The Letters of Joseph Scaliger (1540-1609), Isaac Casaubon (1559-1614), and Richard Thomson (c.1570-1613)
2010 Seminar Series / Thursday 10 June, 2010
Dr Dirk van Miert (Huygens ING) and Dr Paul Botley (University of Warwick), formerly postdoctoral fellows on the Scaliger Correspondence Project established by Professor Anthony Grafton, describe the letters of three early modern luminaries. In his opening contribution, on Scaliger, van Miert explores ‘The Seventeenth-Century Culture of Editing Scholarly Correspondences: The Case of Joseph Scaliger’. Via a fascinating case study of several early seventeenth-century editions of the correspondence of the French scholar (especially that prepared by Daniel Heinsius), he argues that in an early instance of the ‘institutionalisation’ of the Republic of Letters it was increasingly common for lavish printed editions of the correspondence of intellectuals to appear during or immediately after their lifetimes, often prepared by former students (Heinsius studied under Scaliger).

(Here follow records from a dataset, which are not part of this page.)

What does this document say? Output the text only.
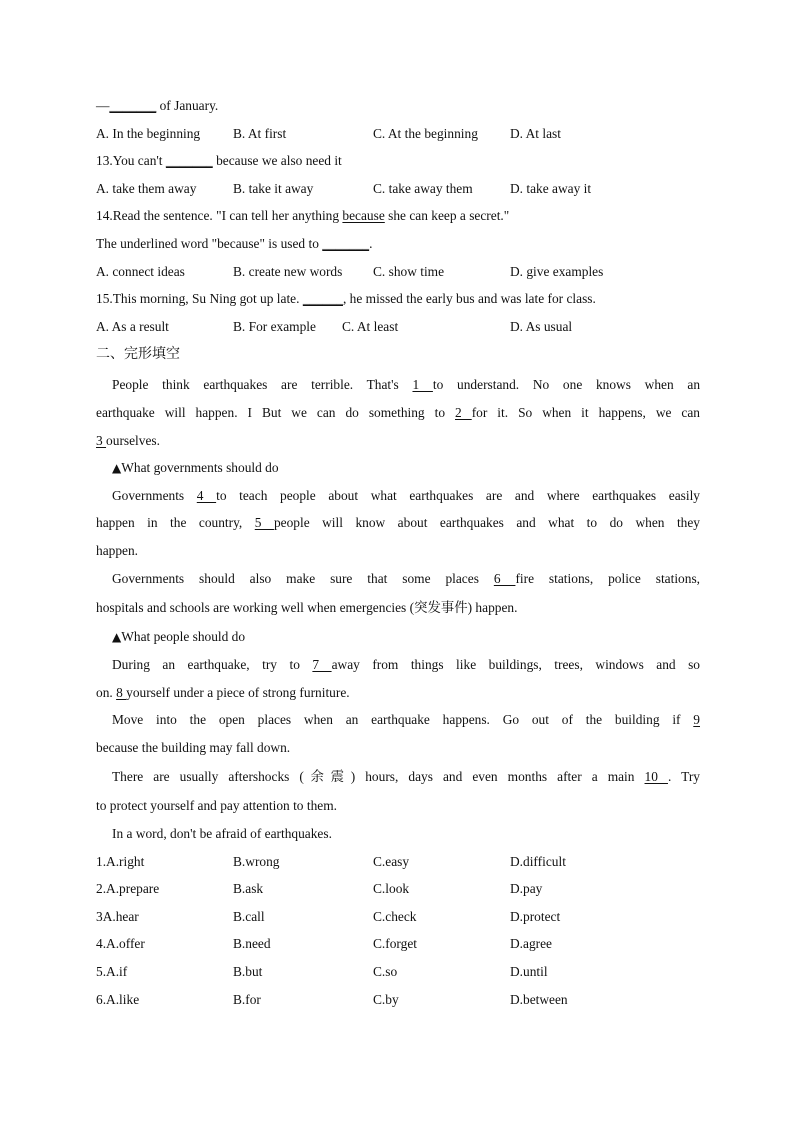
—_______ of January.
A. In the beginning B. At first	C. At the beginning D. At last
13.You can't _______ because we also need it
A. take them away	B. take it away	C. take away them	D. take away it
14.Read the sentence. "I can tell her anything because she can keep a secret."
The underlined word "because" is used to _______.
A. connect ideas	B. create new words C. show time	D. give examples
15.This morning, Su Ning got up late. ______, he missed the early bus and was late for class.
A. As a result	B. For example C. At least	D. As usual
二、完形填空
People think earthquakes are terrible. That's 1 to understand. No one knows when an
earthquake will happen. I But we can do something to 2 for it. So when it happens, we can
3 ourselves.
▲What governments should do
Governments 4 to teach people about what earthquakes are and where earthquakes easily
happen in the country, 5 people will know about earthquakes and what to do when they
happen.
Governments should also make sure that some places 6 fire stations, police stations,
hospitals and schools are working well when emergencies (突发事件) happen.
▲What people should do
During an earthquake, try to 7 away from things like buildings, trees, windows and so
on. 8 yourself under a piece of strong furniture.
Move into the open places when an earthquake happens. Go out of the building if 9
because the building may fall down.
There are usually aftershocks (余震) hours, days and even months after a main 10 . Try
to protect yourself and pay attention to them.
In a word, don't be afraid of earthquakes.
1.A.right	B.wrong	C.easy	D.difficult
2.A.prepare	B.ask	C.look	D.pay
3A.hear	B.call	C.check	D.protect
4.A.offer	B.need	C.forget	D.agree
5.A.if	B.but	C.so	D.until
6.A.like	B.for	C.by	D.between
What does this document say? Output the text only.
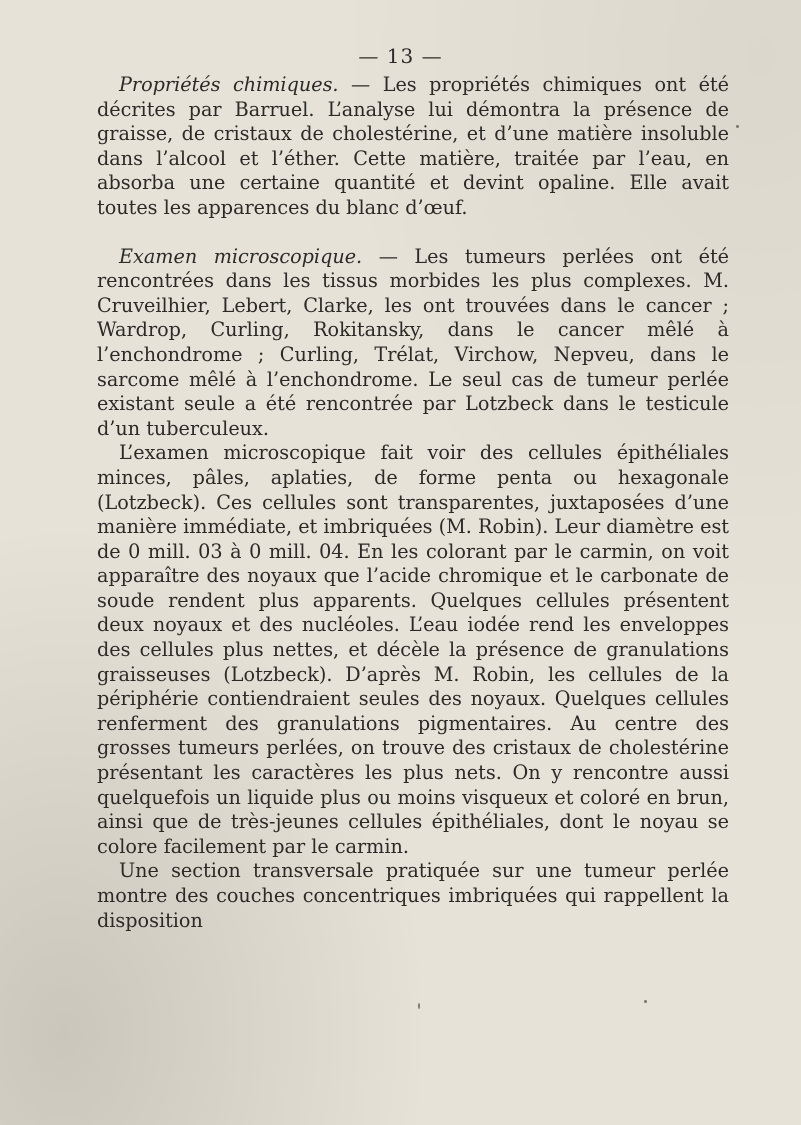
— 13 —

Propriétés chimiques. — Les propriétés chimiques ont été décrites par Barruel. L’analyse lui démontra la présence de graisse, de cristaux de cholestérine, et d’une matière insoluble dans l’alcool et l’éther. Cette matière, traitée par l’eau, en absorba une certaine quantité et devint opaline. Elle avait toutes les apparences du blanc d’œuf.

Examen microscopique. — Les tumeurs perlées ont été rencontrées dans les tissus morbides les plus complexes. M. Cruveilhier, Lebert, Clarke, les ont trouvées dans le cancer ; Wardrop, Curling, Rokitansky, dans le cancer mêlé à l’enchondrome ; Curling, Trélat, Virchow, Nepveu, dans le sarcome mêlé à l’enchondrome. Le seul cas de tumeur perlée existant seule a été rencontrée par Lotzbeck dans le testicule d’un tuberculeux.

L’examen microscopique fait voir des cellules épithéliales minces, pâles, aplaties, de forme penta ou hexagonale (Lotzbeck). Ces cellules sont transparentes, juxtaposées d’une manière immédiate, et imbriquées (M. Robin). Leur diamètre est de 0 mill. 03 à 0 mill. 04. En les colorant par le carmin, on voit apparaître des noyaux que l’acide chromique et le carbonate de soude rendent plus apparents. Quelques cellules présentent deux noyaux et des nucléoles. L’eau iodée rend les enveloppes des cellules plus nettes, et décèle la présence de granulations graisseuses (Lotzbeck). D’après M. Robin, les cellules de la périphérie contiendraient seules des noyaux. Quelques cellules renferment des granulations pigmentaires. Au centre des grosses tumeurs perlées, on trouve des cristaux de cholestérine présentant les caractères les plus nets. On y rencontre aussi quelquefois un liquide plus ou moins visqueux et coloré en brun, ainsi que de très-jeunes cellules épithéliales, dont le noyau se colore facilement par le carmin.

Une section transversale pratiquée sur une tumeur perlée montre des couches concentriques imbriquées qui rappellent la disposition
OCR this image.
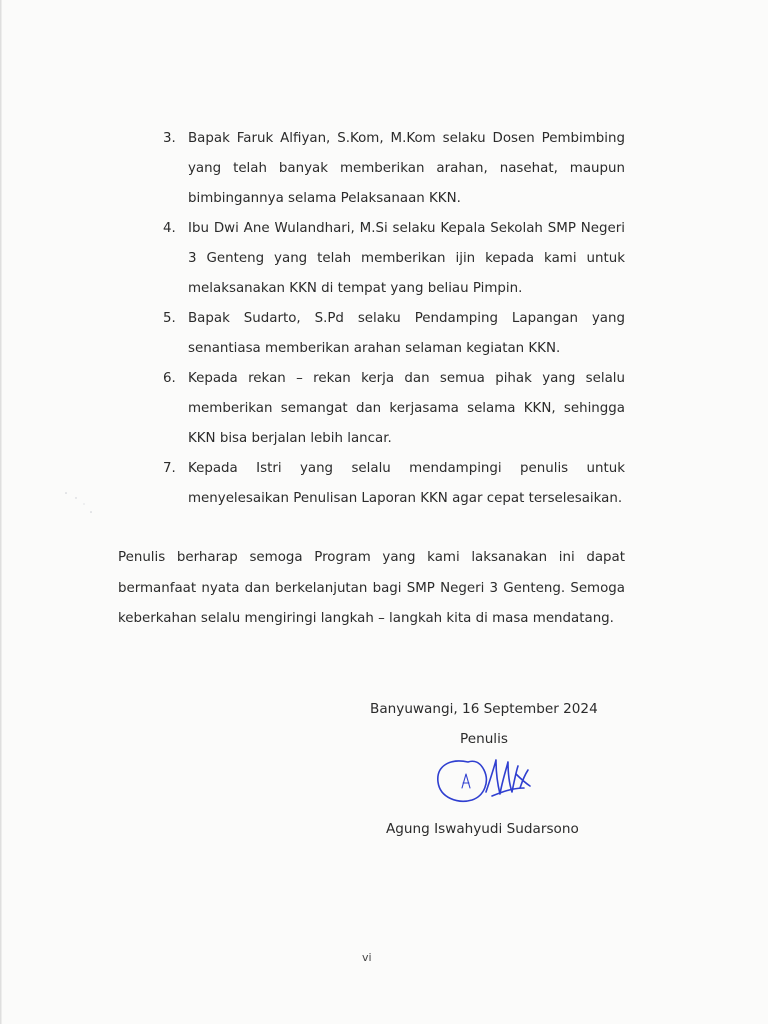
3. Bapak Faruk Alfiyan, S.Kom, M.Kom selaku Dosen Pembimbing yang telah banyak memberikan arahan, nasehat, maupun bimbingannya selama Pelaksanaan KKN.
4. Ibu Dwi Ane Wulandhari, M.Si selaku Kepala Sekolah SMP Negeri 3 Genteng yang telah memberikan ijin kepada kami untuk melaksanakan KKN di tempat yang beliau Pimpin.
5. Bapak Sudarto, S.Pd selaku Pendamping Lapangan yang senantiasa memberikan arahan selaman kegiatan KKN.
6. Kepada rekan – rekan kerja dan semua pihak yang selalu memberikan semangat dan kerjasama selama KKN, sehingga KKN bisa berjalan lebih lancar.
7. Kepada Istri yang selalu mendampingi penulis untuk menyelesaikan Penulisan Laporan KKN agar cepat terselesaikan.

Penulis berharap semoga Program yang kami laksanakan ini dapat bermanfaat nyata dan berkelanjutan bagi SMP Negeri 3 Genteng. Semoga keberkahan selalu mengiringi langkah – langkah kita di masa mendatang.

Banyuwangi, 16 September 2024

Penulis

Agung Iswahyudi Sudarsono

vi
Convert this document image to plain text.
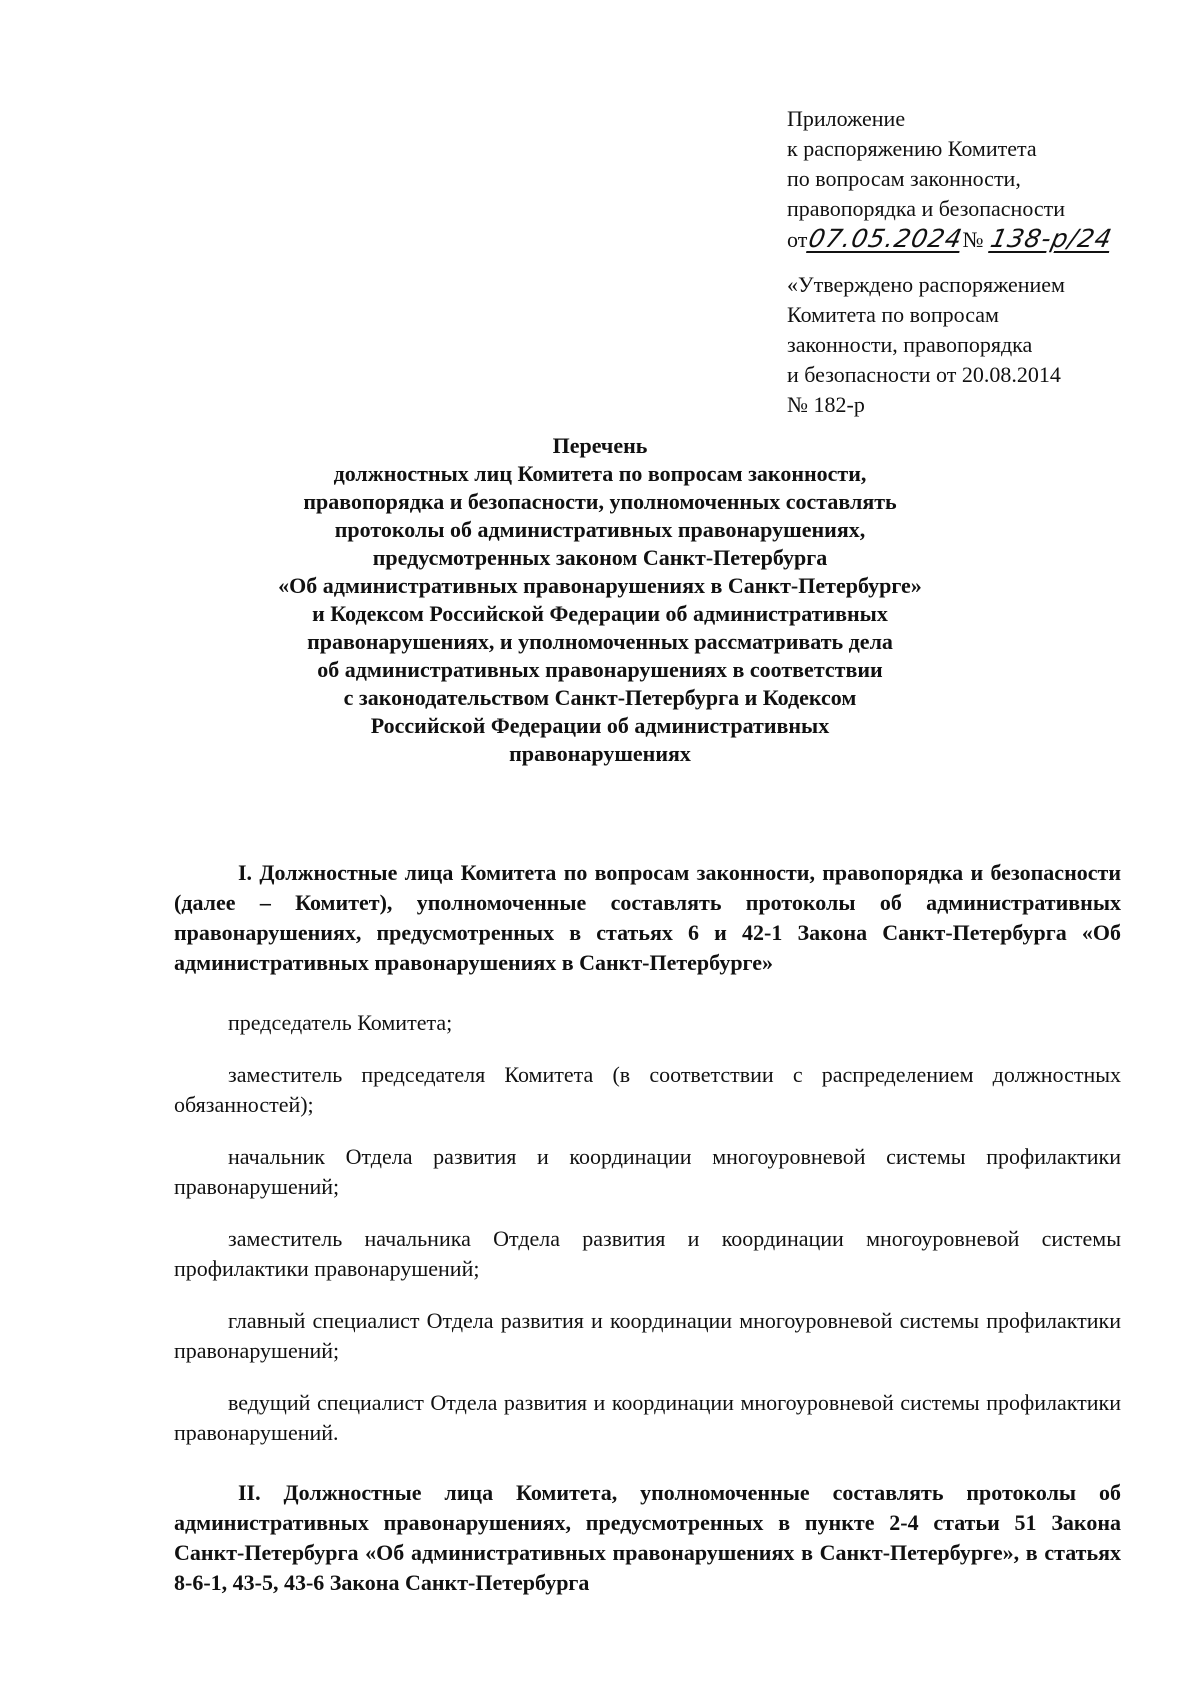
Приложение
к распоряжению Комитета
по вопросам законности,
правопорядка и безопасности
от07.05.2024№ 138-р/24
«Утверждено распоряжением
Комитета по вопросам
законности, правопорядка
и безопасности от 20.08.2014
№ 182-р
Перечень
должностных лиц Комитета по вопросам законности,
правопорядка и безопасности, уполномоченных составлять
протоколы об административных правонарушениях,
предусмотренных законом Санкт-Петербурга
«Об административных правонарушениях в Санкт-Петербурге»
и Кодексом Российской Федерации об административных
правонарушениях, и уполномоченных рассматривать дела
об административных правонарушениях в соответствии
с законодательством Санкт-Петербурга и Кодексом
Российской Федерации об административных
правонарушениях

I. Должностные лица Комитета по вопросам законности, правопорядка и безопасности (далее – Комитет), уполномоченные составлять протоколы об административных правонарушениях, предусмотренных в статьях 6 и 42-1 Закона Санкт-Петербурга «Об административных правонарушениях в Санкт-Петербурге»

председатель Комитета;

заместитель председателя Комитета (в соответствии с распределением должностных обязанностей);

начальник Отдела развития и координации многоуровневой системы профилактики правонарушений;

заместитель начальника Отдела развития и координации многоуровневой системы профилактики правонарушений;

главный специалист Отдела развития и координации многоуровневой системы профилактики правонарушений;

ведущий специалист Отдела развития и координации многоуровневой системы профилактики правонарушений.

II. Должностные лица Комитета, уполномоченные составлять протоколы об административных правонарушениях, предусмотренных в пункте 2-4 статьи 51 Закона Санкт-Петербурга «Об административных правонарушениях в Санкт-Петербурге», в статьях 8-6-1, 43-5, 43-6 Закона Санкт-Петербурга
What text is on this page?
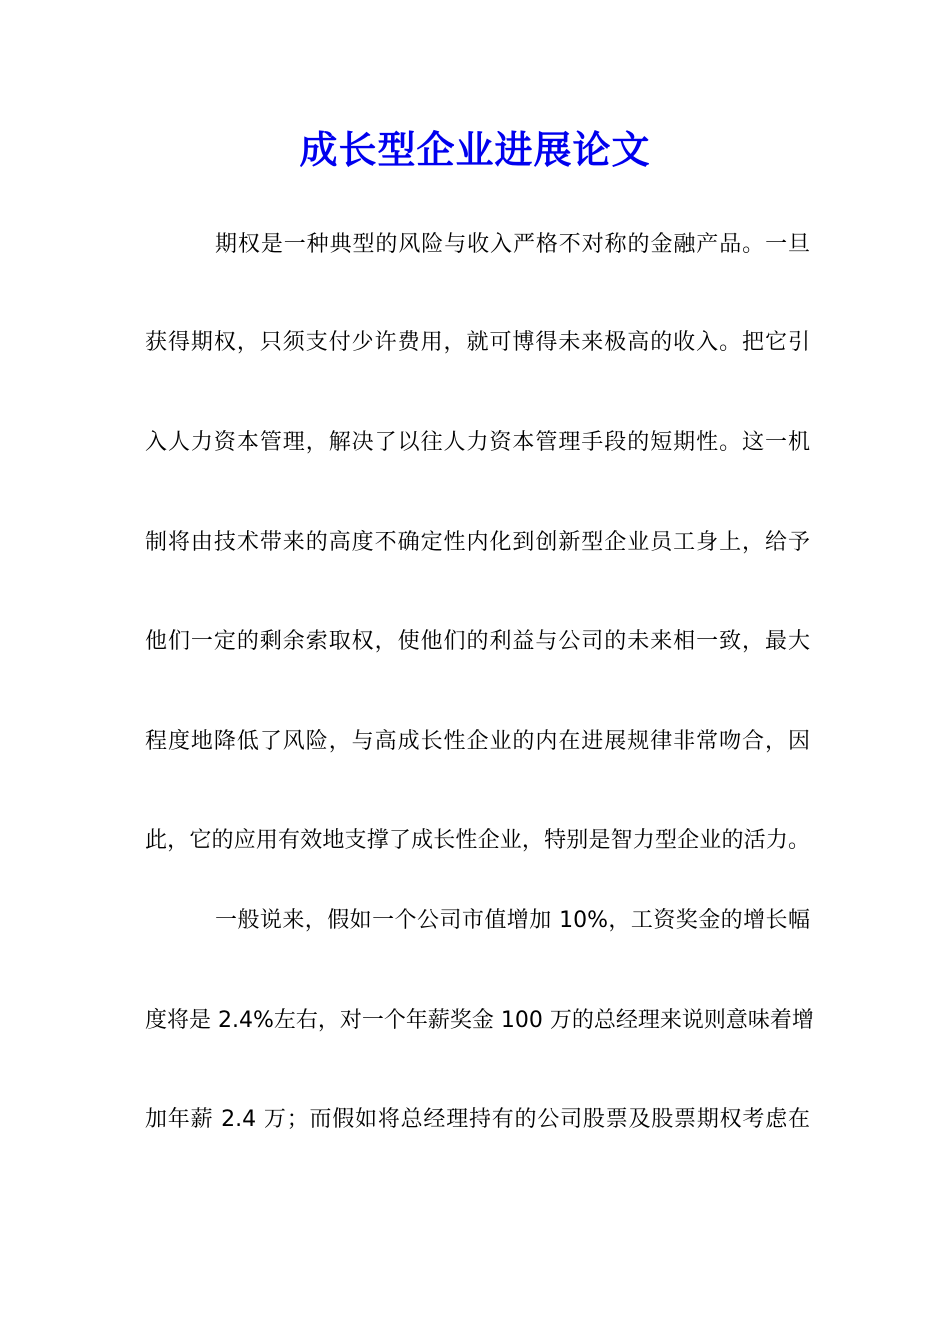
成长型企业进展论文
期权是一种典型的风险与收入严格不对称的金融产品。一旦
获得期权，只须支付少许费用，就可博得未来极高的收入。把它引
入人力资本管理，解决了以往人力资本管理手段的短期性。这一机
制将由技术带来的高度不确定性内化到创新型企业员工身上，给予
他们一定的剩余索取权，使他们的利益与公司的未来相一致，最大
程度地降低了风险，与高成长性企业的内在进展规律非常吻合，因
此，它的应用有效地支撑了成长性企业，特别是智力型企业的活力。
一般说来，假如一个公司市值增加 10%，工资奖金的增长幅
度将是 2.4%左右，对一个年薪奖金 100 万的总经理来说则意味着增
加年薪 2.4 万；而假如将总经理持有的公司股票及股票期权考虑在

In his contribution, Botley switches the focus to two less high-profile denizens of the Republic of Letters in a paper entitled ‘The Letters of Isaac Casaubon (1559–1614) and Richard Thomson (c.1570–1613)’. Botley describes his attempts to bring Casaubon’s c.2400 surviving letters (254 exchanged with Scaliger) to a wider scholarly audience by means of a definitive online edition, and introduces us to the letters of the little-known philologist and Church of England clergyman Richard Thomson, a regular correspondent of both Scaliger and Casaubon.